Bu ilke ışığında, dava dilekçesi içeriğindeki anlatımdan ve talep sonucundan uyuşmazlığın, şikayete ilişkin olduğu anlaşılmaktadır. Şikayetçi 3. kişi, maktu harç yatırmak suretiyle İcra Mahkemesi’nden haczin İİK’nun 99. maddesine göre yapılması ve alacaklıya istihkak davası açması için süre verilmesi gerektiğini belirterek İcra Müdürlüğü’nün İİK’nun 99. maddesinin uygulanması talebinin reddine ilişkin işleminin iptalini, İİK’nun 16. maddesi uyarınca şikayet yoluyla istemiştir. Yerel mahkemece, şikayetçinin istemi aşılarak, ortada bir istihkak davası olmadığı halde talebi istihkak davası olarak nitelendirilerek yukarıda yazılı şekilde karar verilmesi usul ve yasaya aykırı olup, kararın bozulması gerekmiştir.
2- Bozma neden ve şekline göre diğer temyiz itirazlarının bu aşamada incelenmesi gerekli görülmemiştir.

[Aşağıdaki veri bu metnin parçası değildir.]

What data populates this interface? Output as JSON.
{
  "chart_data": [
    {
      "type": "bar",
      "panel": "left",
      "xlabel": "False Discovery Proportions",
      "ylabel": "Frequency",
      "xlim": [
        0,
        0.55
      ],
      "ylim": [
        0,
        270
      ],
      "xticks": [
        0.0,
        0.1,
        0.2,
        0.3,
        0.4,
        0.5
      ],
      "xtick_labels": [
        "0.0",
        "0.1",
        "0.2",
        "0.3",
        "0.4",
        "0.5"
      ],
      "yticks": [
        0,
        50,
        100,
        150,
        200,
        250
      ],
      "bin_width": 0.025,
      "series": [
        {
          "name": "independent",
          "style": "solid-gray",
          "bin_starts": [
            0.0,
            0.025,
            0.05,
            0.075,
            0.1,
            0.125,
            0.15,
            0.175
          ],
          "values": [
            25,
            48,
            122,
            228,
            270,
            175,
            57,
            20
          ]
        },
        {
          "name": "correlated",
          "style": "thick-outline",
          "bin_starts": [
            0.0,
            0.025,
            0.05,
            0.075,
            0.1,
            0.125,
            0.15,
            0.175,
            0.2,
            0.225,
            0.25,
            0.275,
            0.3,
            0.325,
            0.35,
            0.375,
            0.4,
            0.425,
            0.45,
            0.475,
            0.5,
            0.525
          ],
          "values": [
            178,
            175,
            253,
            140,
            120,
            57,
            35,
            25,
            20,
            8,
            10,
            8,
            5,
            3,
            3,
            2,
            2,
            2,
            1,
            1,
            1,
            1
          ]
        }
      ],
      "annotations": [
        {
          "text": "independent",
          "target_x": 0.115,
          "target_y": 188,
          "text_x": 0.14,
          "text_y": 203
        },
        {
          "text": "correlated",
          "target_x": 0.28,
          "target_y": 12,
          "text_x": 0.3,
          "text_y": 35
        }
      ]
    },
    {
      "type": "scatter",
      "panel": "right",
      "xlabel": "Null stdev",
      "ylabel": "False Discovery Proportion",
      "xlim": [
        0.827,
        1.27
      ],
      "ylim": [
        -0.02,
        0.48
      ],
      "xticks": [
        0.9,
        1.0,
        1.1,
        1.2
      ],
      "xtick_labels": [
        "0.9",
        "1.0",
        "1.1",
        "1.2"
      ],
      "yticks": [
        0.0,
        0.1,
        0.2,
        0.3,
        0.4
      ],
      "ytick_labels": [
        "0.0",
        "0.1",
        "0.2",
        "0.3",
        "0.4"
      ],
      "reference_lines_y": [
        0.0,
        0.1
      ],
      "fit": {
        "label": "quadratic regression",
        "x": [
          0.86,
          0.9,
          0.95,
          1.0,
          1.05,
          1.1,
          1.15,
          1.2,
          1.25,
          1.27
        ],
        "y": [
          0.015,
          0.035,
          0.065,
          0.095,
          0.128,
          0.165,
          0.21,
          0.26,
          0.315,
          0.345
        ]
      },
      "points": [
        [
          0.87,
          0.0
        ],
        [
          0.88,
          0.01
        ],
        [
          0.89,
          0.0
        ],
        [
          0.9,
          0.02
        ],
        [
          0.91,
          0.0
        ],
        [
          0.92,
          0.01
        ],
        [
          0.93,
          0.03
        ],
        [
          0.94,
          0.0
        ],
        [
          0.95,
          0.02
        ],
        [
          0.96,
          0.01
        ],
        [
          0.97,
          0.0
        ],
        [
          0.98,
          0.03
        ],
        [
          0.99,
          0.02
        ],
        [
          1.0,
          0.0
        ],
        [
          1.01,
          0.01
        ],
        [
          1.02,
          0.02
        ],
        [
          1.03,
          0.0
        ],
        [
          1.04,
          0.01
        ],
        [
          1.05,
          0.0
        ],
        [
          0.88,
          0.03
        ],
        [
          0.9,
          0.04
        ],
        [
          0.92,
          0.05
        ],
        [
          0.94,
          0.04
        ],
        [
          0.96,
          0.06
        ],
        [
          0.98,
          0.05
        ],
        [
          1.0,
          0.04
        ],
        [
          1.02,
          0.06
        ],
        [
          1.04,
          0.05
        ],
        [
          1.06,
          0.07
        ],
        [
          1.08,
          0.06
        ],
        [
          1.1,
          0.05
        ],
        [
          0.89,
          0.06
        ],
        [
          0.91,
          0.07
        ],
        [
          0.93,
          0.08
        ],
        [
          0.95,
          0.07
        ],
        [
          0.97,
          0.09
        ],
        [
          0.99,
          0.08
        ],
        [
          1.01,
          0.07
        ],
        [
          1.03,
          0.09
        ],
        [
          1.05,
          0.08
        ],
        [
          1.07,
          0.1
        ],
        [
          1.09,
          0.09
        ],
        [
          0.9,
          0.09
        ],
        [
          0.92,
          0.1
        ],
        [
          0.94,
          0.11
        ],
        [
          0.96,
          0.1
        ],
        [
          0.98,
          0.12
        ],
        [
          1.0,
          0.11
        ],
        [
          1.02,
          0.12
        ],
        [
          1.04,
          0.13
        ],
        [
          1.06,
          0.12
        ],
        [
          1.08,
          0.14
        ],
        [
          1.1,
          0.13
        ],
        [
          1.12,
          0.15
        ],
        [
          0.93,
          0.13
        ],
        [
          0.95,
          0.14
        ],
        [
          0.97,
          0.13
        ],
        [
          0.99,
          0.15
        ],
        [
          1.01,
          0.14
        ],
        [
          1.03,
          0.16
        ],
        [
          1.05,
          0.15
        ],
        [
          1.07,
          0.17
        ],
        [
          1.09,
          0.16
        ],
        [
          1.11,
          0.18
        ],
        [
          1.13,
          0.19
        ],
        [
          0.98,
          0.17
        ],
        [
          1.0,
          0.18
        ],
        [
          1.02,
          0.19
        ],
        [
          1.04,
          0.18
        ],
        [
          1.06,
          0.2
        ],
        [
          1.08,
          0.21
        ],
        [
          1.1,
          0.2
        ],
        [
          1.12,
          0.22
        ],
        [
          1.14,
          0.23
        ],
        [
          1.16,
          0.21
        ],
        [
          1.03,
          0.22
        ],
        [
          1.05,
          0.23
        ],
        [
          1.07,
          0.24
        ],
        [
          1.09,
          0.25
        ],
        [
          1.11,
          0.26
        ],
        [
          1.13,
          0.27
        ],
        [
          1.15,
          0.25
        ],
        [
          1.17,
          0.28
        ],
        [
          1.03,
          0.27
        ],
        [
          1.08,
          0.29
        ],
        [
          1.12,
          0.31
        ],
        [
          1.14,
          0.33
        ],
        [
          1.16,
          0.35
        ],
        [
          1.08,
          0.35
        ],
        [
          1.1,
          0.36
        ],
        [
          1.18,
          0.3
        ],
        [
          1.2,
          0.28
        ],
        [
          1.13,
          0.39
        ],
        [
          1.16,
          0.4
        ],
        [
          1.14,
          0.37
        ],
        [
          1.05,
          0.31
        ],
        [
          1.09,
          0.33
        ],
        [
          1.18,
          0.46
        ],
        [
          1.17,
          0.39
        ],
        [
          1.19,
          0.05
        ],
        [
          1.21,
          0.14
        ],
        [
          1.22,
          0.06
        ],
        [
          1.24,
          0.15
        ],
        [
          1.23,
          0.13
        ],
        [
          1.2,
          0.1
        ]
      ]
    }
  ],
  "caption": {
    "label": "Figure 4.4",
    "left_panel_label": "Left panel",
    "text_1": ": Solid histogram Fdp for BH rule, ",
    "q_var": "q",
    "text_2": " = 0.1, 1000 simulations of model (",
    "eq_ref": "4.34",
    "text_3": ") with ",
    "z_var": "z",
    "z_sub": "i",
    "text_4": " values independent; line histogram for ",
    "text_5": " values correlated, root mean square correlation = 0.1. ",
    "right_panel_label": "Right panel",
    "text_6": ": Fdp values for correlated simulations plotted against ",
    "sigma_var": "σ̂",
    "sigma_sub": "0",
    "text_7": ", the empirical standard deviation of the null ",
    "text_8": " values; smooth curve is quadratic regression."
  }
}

SONUÇ: Yukarıda (1) numaralı bentte açıklanan nedenlerle davacı üçüncü kişi vekilinin temyiz itirazlarının kabulü ile hükmün İİK’nun 366 ve 6100 sayılı HMK’nun Geçici 3. maddesi yollamasıyla 1086 sayılı HUMK’nun 428. maddesi uyarınca BOZULMASINA, (2) numaralı bentte açıklanan nedenlerle diğer temyiz itirazlarının bu aşamada incelenmesine yer olmadığına, taraflarca HUMK’nun 388/4. (HMK m.297/ç) ve İİK’nun 366/3. maddeleri gereğince Yargıtay Daire ilamının tebliğinden itibaren ilama karşı 10 gün içinde karar düzeltme isteğinde bulunulabileceğine, 12.02.2015 tarihinde oybirliğiyle karar verildi.